Carrières

Les carrières d’extraction de monolithes ont d’abord fait l’objet de quelques sondages en 2008. Leur étude s’est surtout développée pendant les campagnes de fouilles suivantes, notamment en 2009 et en 2010, puis de 2014 à 2016. Ces décapages extensifs ont concerné une superficie de l’ordre de 650 m². Une campagne de prospections géophysiques eu lieu en 2013 sur une surface d’environ 3600 m² qui a fait l’objet d’une cartographie de résistivité électrique, pour partie sur une friche à l’ouest où affleure la cuirasse, et pour partie dans un champ cultivé à l’est.

Image42 – De larges décapages dans les carrières de monolithes, à Wanar, ont mis à jour de très nombreux négatifs d’enlèvements de monolithes courts et trapus. Cliché L. Laporte.

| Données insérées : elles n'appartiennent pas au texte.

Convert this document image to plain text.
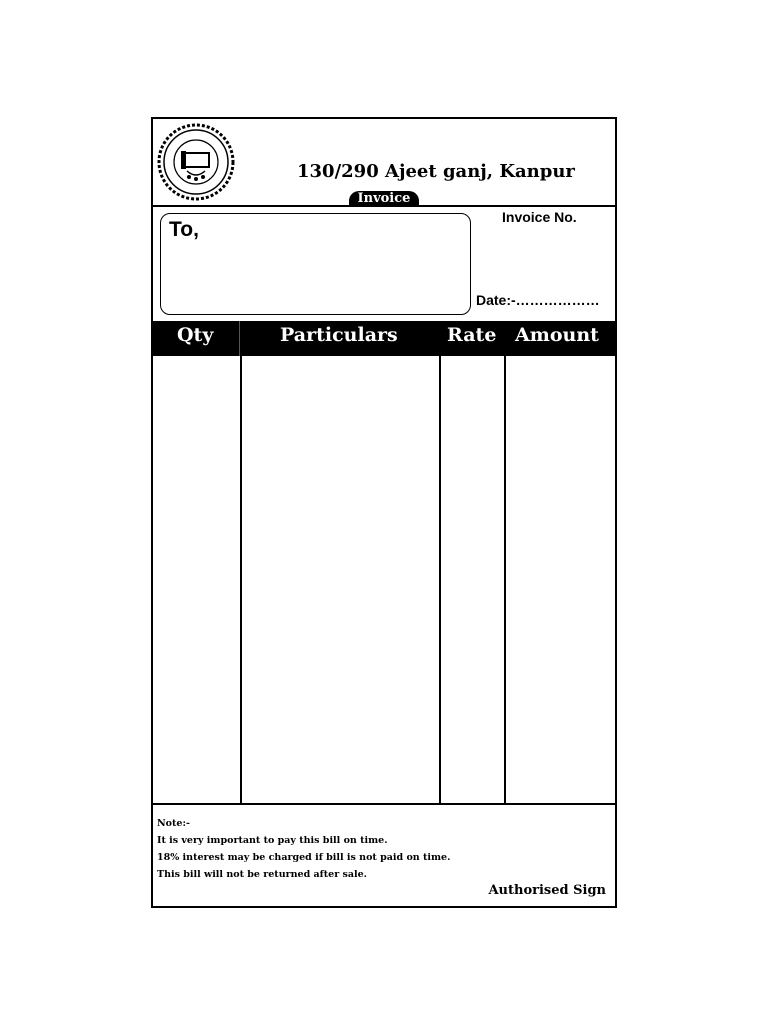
130/290 Ajeet ganj, Kanpur
Invoice
To,
Invoice No.
Date:-………………
Qty	Particulars	Rate Amount
Note:-
It is very important to pay this bill on time.
18% interest may be charged if bill is not paid on time.
This bill will not be returned after sale.
Authorised Sign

Les négatifs de plusieurs pierres en lyre ont été identifiés, et fouillés. La préparation du ciel de carrière s’est faite par martelage, de façon à concasser la partie supérieure indurée de la cuirasse qui présente de nombreuses petites dépressions résultant de tels impacts. Dans les diaclases ou les anfractuosités naturelles de la roche, on observe de petites dépressions au profil en V correspondant à l’impact de coins métalliques. On agrandi de la sorte certaines des fissures naturelles de la roche à l’aide d’outils dont la lame mesure autour de 4 à 5 cm de large. L’extraction des monolithes se poursuit ensuite par le creusement de gorges annulaires. On trouve les stigmates de cette opération sur les parois de la fosse, comme sur les flancs des blocs dressés dans la nécropole, avec des traces d’outils aux lames plus fines, de 1 à 2,5 cm. Elle correspond à une première mise en forme des flancs du monolithe. Au fond de la fosse d’extraction, ce procédé se matérialise par une légère rigole qui ceinture le négatif de l’enlèvement, symétrique de la face d’arrachement sur le monolithe. Il suffit enfin de détacher le bloc du rocher en faisant levier.

Image43 – Pierre en lyre en cours d’extraction dans les carrières situées au nord-ouest de la nécropole mégalithique de Wanar. Cliché L. Laporte.

Au sud des décapages, treize négatifs d’extraction ont été complètement dégagés. Onze d’entre eux présentent quatre petits creusements circulaires alignés sur l’un des deux côtés allongés du monolithe : il s’agirait de l’ancrage dans la roche d’un dispositif standardisé permettant d’exercer une pression uniforme sur l’un des deux cotés allongés du monolithe, au moment de son extraction. Le travail des carriers se poursuivait ensuite de proche en proche. L’extraction de monolithes n’est d’ailleurs pas la seule finalité du travail dans les carrières qui fournissent également les moellons utilisés pour la construction de murettes intercalaires et d’importants volumes de gravillons latéritiques parmi les déchets de taille. le caractère très ordonné des négatifs d’extraction dans les carrières, de même que les vestiges d’une certaine forme de mécanisation, voire quelques indices quant à l’usage de systèmes de levage perfectionnés, s’opposent au caractère rudimentaire des connaissances techniques que l’on prête souvent aux bâtisseurs de mégalithes. Les chaînes opératoires sont bien maîtrisées et parfaitement adaptées au type de substrat exploité, avec somme toute peu d’échecs : les opérations les plus délicates interviennent lors du détachement du bloc de son substrat, et dans une moindre mesure à l’occasion de son transport vers le chantier de construction.

Image44 – Certains des négatifs d’enlèvement présentent les traces d’un dispositif probablement en bois destiné à faciliter le détachement du bloc de son substrat, marqué par quatre empreintes circulaires, et correspondant à une mécanisation de l’extraction. Cliché L. Laporte.

La question des modalités du transport de ces très gros blocs de pierre, depuis la carrière vers le chantier de construction, est toujours un peu délicate car elle ne laisse guère de traces matérielles pérennes. à Wanar, la faible distance entre les carrières et le chantier de construction, comme la présence d’un bloc de quelques tonnes cassé en deux fragments retrouvés distants de plusieurs mètres sur ce même trajet, plaide plutôt pour une simple traction des blocs sur le sol.

Image45 – Remontages virtuels de deux monolithes brisés dans les carrières de Wanar, pesant plus d’une tonne chacun, par le biais de la photogrammétrie. Réalisation J.-B. Barreau (UMR 6566).